Irish evangelical religious writer

 Theodosia Wingfield, Viscountess Powerscourt (1800 – 31 December 1836) was an Irish evangelical religious writer.

==Life==
Theodosia Wingfield was born Theodosia Anne Howard in 1800 in County Wicklow. Her parents were the gentleman landowner, the Honourable Hugh Howard, and Catherine (née Bligh). Her family were one of a small number of closely related families in the gentry of County Wicklow, who all shared a religious piety around the early 1800s. Wingfield would have seen and met the Reverend Robert Daly as a child, when he was the rector of Powerscourt Estate. Wingfield appears to have been deeply affected by the death of the first wife of Richard Wingfield, 5th Viscount Powerscourt, her cousin Francis Theodosia Bligh, at age 25 in 1820, inspiring an intense spirituality. In her earliest printed letters from 1821, she agonises over the issues raised in sermons, and feels guilt over not praying regularly enough. She married Richard Wingfield in June 1822. He died in August 1823. For the rest of her life, Wingfield earned the title "good Lady Powerscourt", by engaging in letter-writing and convening religious meetings in her house.

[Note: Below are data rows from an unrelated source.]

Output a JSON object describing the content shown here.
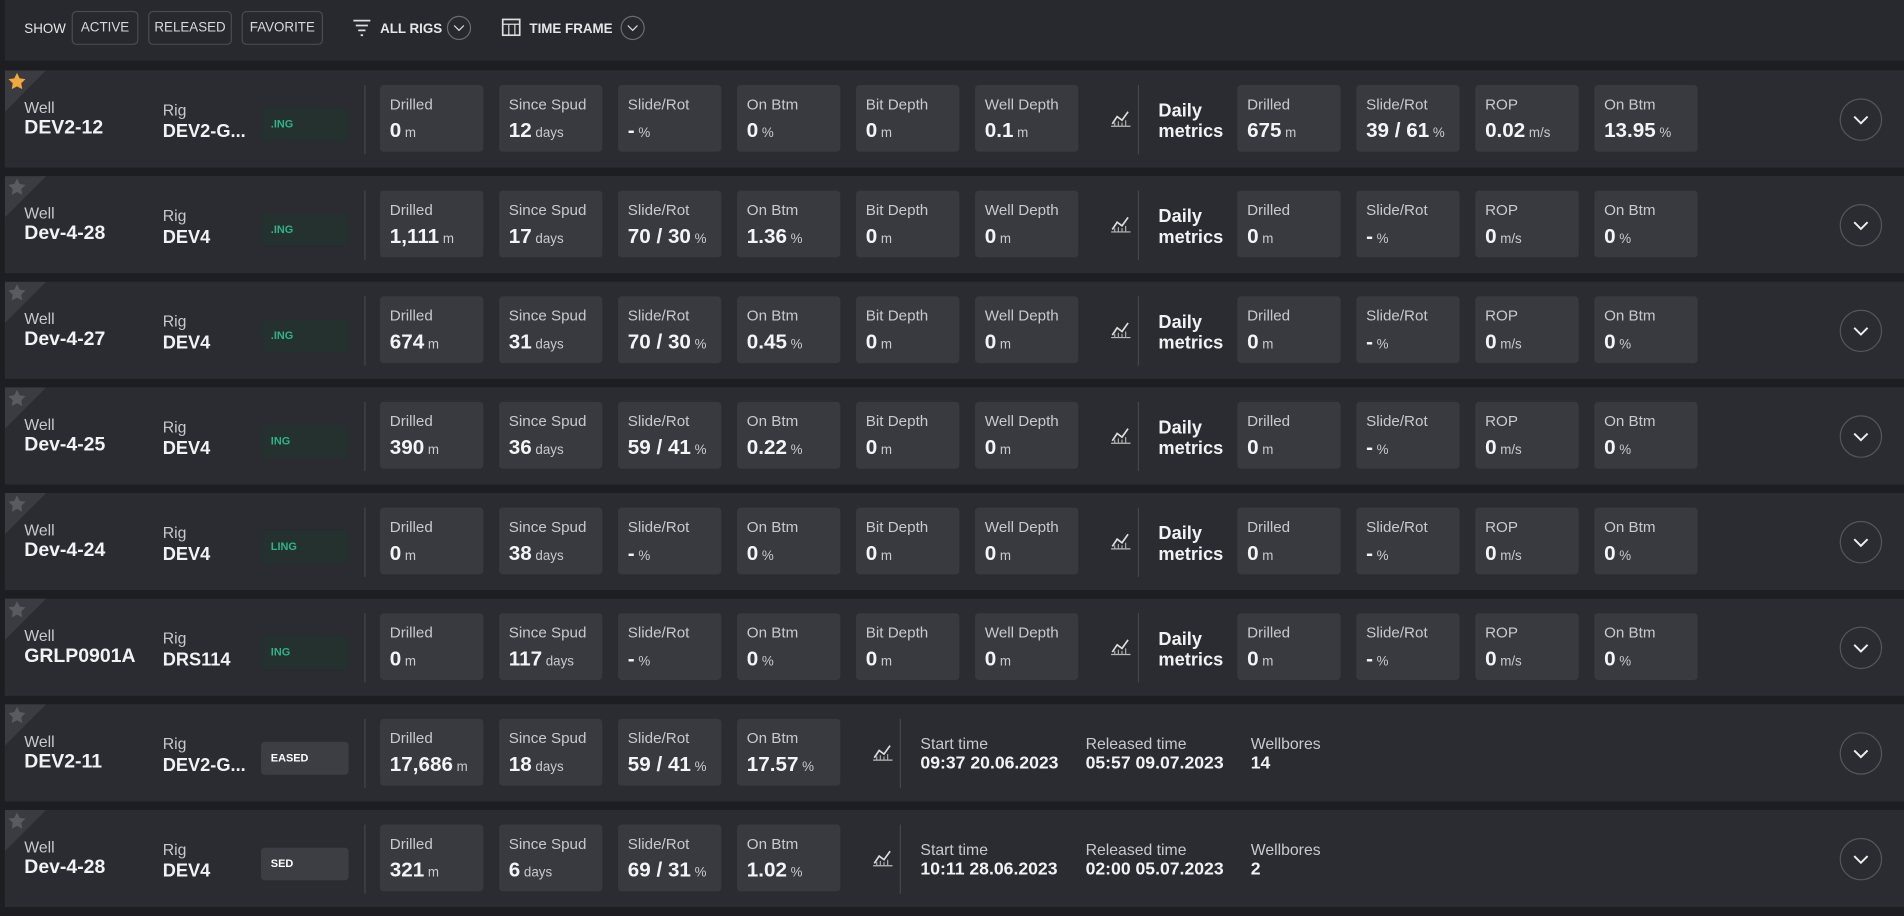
{
  "toolbar": {
    "show_label": "SHOW",
    "filters": [
      "ACTIVE",
      "RELEASED",
      "FAVORITE"
    ],
    "rigs": "ALL RIGS",
    "time_frame": "TIME FRAME"
  },
  "rows": [
    {
      "favorite": true,
      "well_label": "Well",
      "well": "DEV2-12",
      "rig_label": "Rig",
      "rig": "DEV2-G...",
      "status": ".ING",
      "metrics": [
        {
          "label": "Drilled",
          "value": "0",
          "unit": "m"
        },
        {
          "label": "Since Spud",
          "value": "12",
          "unit": "days"
        },
        {
          "label": "Slide/Rot",
          "value": "-",
          "unit": "%"
        },
        {
          "label": "On Btm",
          "value": "0",
          "unit": "%"
        },
        {
          "label": "Bit Depth",
          "value": "0",
          "unit": "m"
        },
        {
          "label": "Well Depth",
          "value": "0.1",
          "unit": "m"
        }
      ],
      "daily": {
        "label": "Daily metrics",
        "metrics": [
          {
            "label": "Drilled",
            "value": "675",
            "unit": "m"
          },
          {
            "label": "Slide/Rot",
            "value": "39 / 61",
            "unit": "%"
          },
          {
            "label": "ROP",
            "value": "0.02",
            "unit": "m/s"
          },
          {
            "label": "On Btm",
            "value": "13.95",
            "unit": "%"
          }
        ]
      }
    },
    {
      "favorite": false,
      "well_label": "Well",
      "well": "Dev-4-28",
      "rig_label": "Rig",
      "rig": "DEV4",
      "status": ".ING",
      "metrics": [
        {
          "label": "Drilled",
          "value": "1,111",
          "unit": "m"
        },
        {
          "label": "Since Spud",
          "value": "17",
          "unit": "days"
        },
        {
          "label": "Slide/Rot",
          "value": "70 / 30",
          "unit": "%"
        },
        {
          "label": "On Btm",
          "value": "1.36",
          "unit": "%"
        },
        {
          "label": "Bit Depth",
          "value": "0",
          "unit": "m"
        },
        {
          "label": "Well Depth",
          "value": "0",
          "unit": "m"
        }
      ],
      "daily": {
        "label": "Daily metrics",
        "metrics": [
          {
            "label": "Drilled",
            "value": "0",
            "unit": "m"
          },
          {
            "label": "Slide/Rot",
            "value": "-",
            "unit": "%"
          },
          {
            "label": "ROP",
            "value": "0",
            "unit": "m/s"
          },
          {
            "label": "On Btm",
            "value": "0",
            "unit": "%"
          }
        ]
      }
    },
    {
      "favorite": false,
      "well_label": "Well",
      "well": "Dev-4-27",
      "rig_label": "Rig",
      "rig": "DEV4",
      "status": ".ING",
      "metrics": [
        {
          "label": "Drilled",
          "value": "674",
          "unit": "m"
        },
        {
          "label": "Since Spud",
          "value": "31",
          "unit": "days"
        },
        {
          "label": "Slide/Rot",
          "value": "70 / 30",
          "unit": "%"
        },
        {
          "label": "On Btm",
          "value": "0.45",
          "unit": "%"
        },
        {
          "label": "Bit Depth",
          "value": "0",
          "unit": "m"
        },
        {
          "label": "Well Depth",
          "value": "0",
          "unit": "m"
        }
      ],
      "daily": {
        "label": "Daily metrics",
        "metrics": [
          {
            "label": "Drilled",
            "value": "0",
            "unit": "m"
          },
          {
            "label": "Slide/Rot",
            "value": "-",
            "unit": "%"
          },
          {
            "label": "ROP",
            "value": "0",
            "unit": "m/s"
          },
          {
            "label": "On Btm",
            "value": "0",
            "unit": "%"
          }
        ]
      }
    },
    {
      "favorite": false,
      "well_label": "Well",
      "well": "Dev-4-25",
      "rig_label": "Rig",
      "rig": "DEV4",
      "status": "ING",
      "metrics": [
        {
          "label": "Drilled",
          "value": "390",
          "unit": "m"
        },
        {
          "label": "Since Spud",
          "value": "36",
          "unit": "days"
        },
        {
          "label": "Slide/Rot",
          "value": "59 / 41",
          "unit": "%"
        },
        {
          "label": "On Btm",
          "value": "0.22",
          "unit": "%"
        },
        {
          "label": "Bit Depth",
          "value": "0",
          "unit": "m"
        },
        {
          "label": "Well Depth",
          "value": "0",
          "unit": "m"
        }
      ],
      "daily": {
        "label": "Daily metrics",
        "metrics": [
          {
            "label": "Drilled",
            "value": "0",
            "unit": "m"
          },
          {
            "label": "Slide/Rot",
            "value": "-",
            "unit": "%"
          },
          {
            "label": "ROP",
            "value": "0",
            "unit": "m/s"
          },
          {
            "label": "On Btm",
            "value": "0",
            "unit": "%"
          }
        ]
      }
    },
    {
      "favorite": false,
      "well_label": "Well",
      "well": "Dev-4-24",
      "rig_label": "Rig",
      "rig": "DEV4",
      "status": "LING",
      "metrics": [
        {
          "label": "Drilled",
          "value": "0",
          "unit": "m"
        },
        {
          "label": "Since Spud",
          "value": "38",
          "unit": "days"
        },
        {
          "label": "Slide/Rot",
          "value": "-",
          "unit": "%"
        },
        {
          "label": "On Btm",
          "value": "0",
          "unit": "%"
        },
        {
          "label": "Bit Depth",
          "value": "0",
          "unit": "m"
        },
        {
          "label": "Well Depth",
          "value": "0",
          "unit": "m"
        }
      ],
      "daily": {
        "label": "Daily metrics",
        "metrics": [
          {
            "label": "Drilled",
            "value": "0",
            "unit": "m"
          },
          {
            "label": "Slide/Rot",
            "value": "-",
            "unit": "%"
          },
          {
            "label": "ROP",
            "value": "0",
            "unit": "m/s"
          },
          {
            "label": "On Btm",
            "value": "0",
            "unit": "%"
          }
        ]
      }
    },
    {
      "favorite": false,
      "well_label": "Well",
      "well": "GRLP0901A",
      "rig_label": "Rig",
      "rig": "DRS114",
      "status": "ING",
      "metrics": [
        {
          "label": "Drilled",
          "value": "0",
          "unit": "m"
        },
        {
          "label": "Since Spud",
          "value": "117",
          "unit": "days"
        },
        {
          "label": "Slide/Rot",
          "value": "-",
          "unit": "%"
        },
        {
          "label": "On Btm",
          "value": "0",
          "unit": "%"
        },
        {
          "label": "Bit Depth",
          "value": "0",
          "unit": "m"
        },
        {
          "label": "Well Depth",
          "value": "0",
          "unit": "m"
        }
      ],
      "daily": {
        "label": "Daily metrics",
        "metrics": [
          {
            "label": "Drilled",
            "value": "0",
            "unit": "m"
          },
          {
            "label": "Slide/Rot",
            "value": "-",
            "unit": "%"
          },
          {
            "label": "ROP",
            "value": "0",
            "unit": "m/s"
          },
          {
            "label": "On Btm",
            "value": "0",
            "unit": "%"
          }
        ]
      }
    },
    {
      "favorite": false,
      "well_label": "Well",
      "well": "DEV2-11",
      "rig_label": "Rig",
      "rig": "DEV2-G...",
      "status": "EASED",
      "metrics": [
        {
          "label": "Drilled",
          "value": "17,686",
          "unit": "m"
        },
        {
          "label": "Since Spud",
          "value": "18",
          "unit": "days"
        },
        {
          "label": "Slide/Rot",
          "value": "59 / 41",
          "unit": "%"
        },
        {
          "label": "On Btm",
          "value": "17.57",
          "unit": "%"
        }
      ],
      "released": [
        {
          "label": "Start time",
          "value": "09:37 20.06.2023"
        },
        {
          "label": "Released time",
          "value": "05:57 09.07.2023"
        },
        {
          "label": "Wellbores",
          "value": "14"
        }
      ]
    },
    {
      "favorite": false,
      "well_label": "Well",
      "well": "Dev-4-28",
      "rig_label": "Rig",
      "rig": "DEV4",
      "status": "SED",
      "metrics": [
        {
          "label": "Drilled",
          "value": "321",
          "unit": "m"
        },
        {
          "label": "Since Spud",
          "value": "6",
          "unit": "days"
        },
        {
          "label": "Slide/Rot",
          "value": "69 / 31",
          "unit": "%"
        },
        {
          "label": "On Btm",
          "value": "1.02",
          "unit": "%"
        }
      ],
      "released": [
        {
          "label": "Start time",
          "value": "10:11 28.06.2023"
        },
        {
          "label": "Released time",
          "value": "02:00 05.07.2023"
        },
        {
          "label": "Wellbores",
          "value": "2"
        }
      ]
    }
  ]
}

Her letters from the 1820s detail her feelings of feeling "unworthy" and needing to suffer more like Christ. She was concerned by the calls for Catholic emancipation, but found solace in the growing numbers of Anglicans in England, Scotland and Europe who held similar beliefs to hers. Wingfield attended the first meetings of the Albury Prophetic Conference in London, and was a frequent attendee at lectures by Edward Irving. Inspired by this, she organised her own conferences on the meaning of prophecy at Powerscourt from 1827. From the late 1820s she had developed a strong interest in Christ's second coming and charismatic manifestations. She travelled to Brussels and Paris in 1829 and 1830 to meet evangelical preachers, and frequently visited London. She died on 31 December 1836 in Dublin, and is buried at Powerscourt.

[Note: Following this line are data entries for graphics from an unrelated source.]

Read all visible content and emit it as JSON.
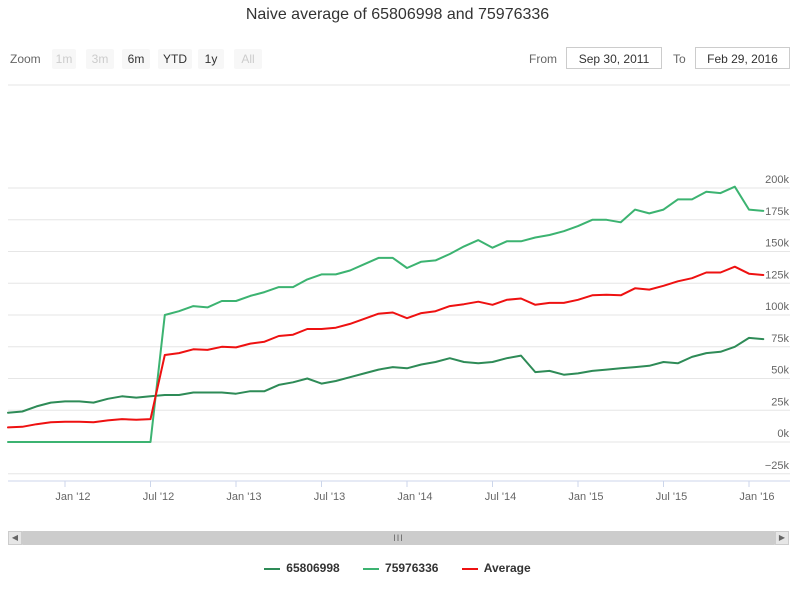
{
  "title": "Naive average of 65806998 and 75976336",
  "zoom": {
    "label": "Zoom",
    "buttons": [
      {
        "label": "1m",
        "disabled": true
      },
      {
        "label": "3m",
        "disabled": true
      },
      {
        "label": "6m",
        "disabled": false
      },
      {
        "label": "YTD",
        "disabled": false
      },
      {
        "label": "1y",
        "disabled": false
      },
      {
        "label": "All",
        "disabled": true
      }
    ]
  },
  "range": {
    "from_label": "From",
    "from_value": "Sep 30, 2011",
    "to_label": "To",
    "to_value": "Feb 29, 2016"
  },
  "colors": {
    "series1": "#2e8b57",
    "series2": "#3cb371",
    "average": "#ee1111",
    "grid": "#e6e6e6",
    "axis": "#ccd6eb"
  },
  "chart_data": {
    "type": "line",
    "title": "Naive average of 65806998 and 75976336",
    "x_ticks": [
      "Jan '12",
      "Jul '12",
      "Jan '13",
      "Jul '13",
      "Jan '14",
      "Jul '14",
      "Jan '15",
      "Jul '15",
      "Jan '16"
    ],
    "y_ticks": [
      "−25k",
      "0k",
      "25k",
      "50k",
      "75k",
      "100k",
      "125k",
      "150k",
      "175k",
      "200k"
    ],
    "ylim": [
      -25000,
      200000
    ],
    "x": [
      "2011-09",
      "2011-10",
      "2011-11",
      "2011-12",
      "2012-01",
      "2012-02",
      "2012-03",
      "2012-04",
      "2012-05",
      "2012-06",
      "2012-07",
      "2012-08",
      "2012-09",
      "2012-10",
      "2012-11",
      "2012-12",
      "2013-01",
      "2013-02",
      "2013-03",
      "2013-04",
      "2013-05",
      "2013-06",
      "2013-07",
      "2013-08",
      "2013-09",
      "2013-10",
      "2013-11",
      "2013-12",
      "2014-01",
      "2014-02",
      "2014-03",
      "2014-04",
      "2014-05",
      "2014-06",
      "2014-07",
      "2014-08",
      "2014-09",
      "2014-10",
      "2014-11",
      "2014-12",
      "2015-01",
      "2015-02",
      "2015-03",
      "2015-04",
      "2015-05",
      "2015-06",
      "2015-07",
      "2015-08",
      "2015-09",
      "2015-10",
      "2015-11",
      "2015-12",
      "2016-01",
      "2016-02"
    ],
    "series": [
      {
        "name": "65806998",
        "color": "#2e8b57",
        "values": [
          23000,
          24000,
          28000,
          31000,
          32000,
          32000,
          31000,
          34000,
          36000,
          35000,
          36000,
          37000,
          37000,
          39000,
          39000,
          39000,
          38000,
          40000,
          40000,
          45000,
          47000,
          50000,
          46000,
          48000,
          51000,
          54000,
          57000,
          59000,
          58000,
          61000,
          63000,
          66000,
          63000,
          62000,
          63000,
          66000,
          68000,
          55000,
          56000,
          53000,
          54000,
          56000,
          57000,
          58000,
          59000,
          60000,
          63000,
          62000,
          67000,
          70000,
          71000,
          75000,
          82000,
          81000
        ]
      },
      {
        "name": "75976336",
        "color": "#3cb371",
        "values": [
          0,
          0,
          0,
          0,
          0,
          0,
          0,
          0,
          0,
          0,
          0,
          100000,
          103000,
          107000,
          106000,
          111000,
          111000,
          115000,
          118000,
          122000,
          122000,
          128000,
          132000,
          132000,
          135000,
          140000,
          145000,
          145000,
          137000,
          142000,
          143000,
          148000,
          154000,
          159000,
          153000,
          158000,
          158000,
          161000,
          163000,
          166000,
          170000,
          175000,
          175000,
          173000,
          183000,
          180000,
          183000,
          191000,
          191000,
          197000,
          196000,
          201000,
          183000,
          182000
        ]
      },
      {
        "name": "Average",
        "color": "#ee1111",
        "values": [
          11500,
          12000,
          14000,
          15500,
          16000,
          16000,
          15500,
          17000,
          18000,
          17500,
          18000,
          68500,
          70000,
          73000,
          72500,
          75000,
          74500,
          77500,
          79000,
          83500,
          84500,
          89000,
          89000,
          90000,
          93000,
          97000,
          101000,
          102000,
          97500,
          101500,
          103000,
          107000,
          108500,
          110500,
          108000,
          112000,
          113000,
          108000,
          109500,
          109500,
          112000,
          115500,
          116000,
          115500,
          121000,
          120000,
          123000,
          126500,
          129000,
          133500,
          133500,
          138000,
          132500,
          131500
        ]
      }
    ]
  },
  "scrollbar": {
    "thumb_glyph": "III",
    "left_glyph": "◀",
    "right_glyph": "▶"
  },
  "legend": {
    "items": [
      {
        "label": "65806998"
      },
      {
        "label": "75976336"
      },
      {
        "label": "Average"
      }
    ]
  }
}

Through her writings, meetings, and connections within the community of evangelical Christians in Ireland, Wingfield was an influential figure throughout the 1820s and 1830s. She became famous for her piety after her death after the publication of some of her letters and papers in 1838 by Robert Daly. Daly may have edited her letters to remove elements which did not fit with his beliefs, in particular that she supported the secession of some Anglicans from the Church of Ireland.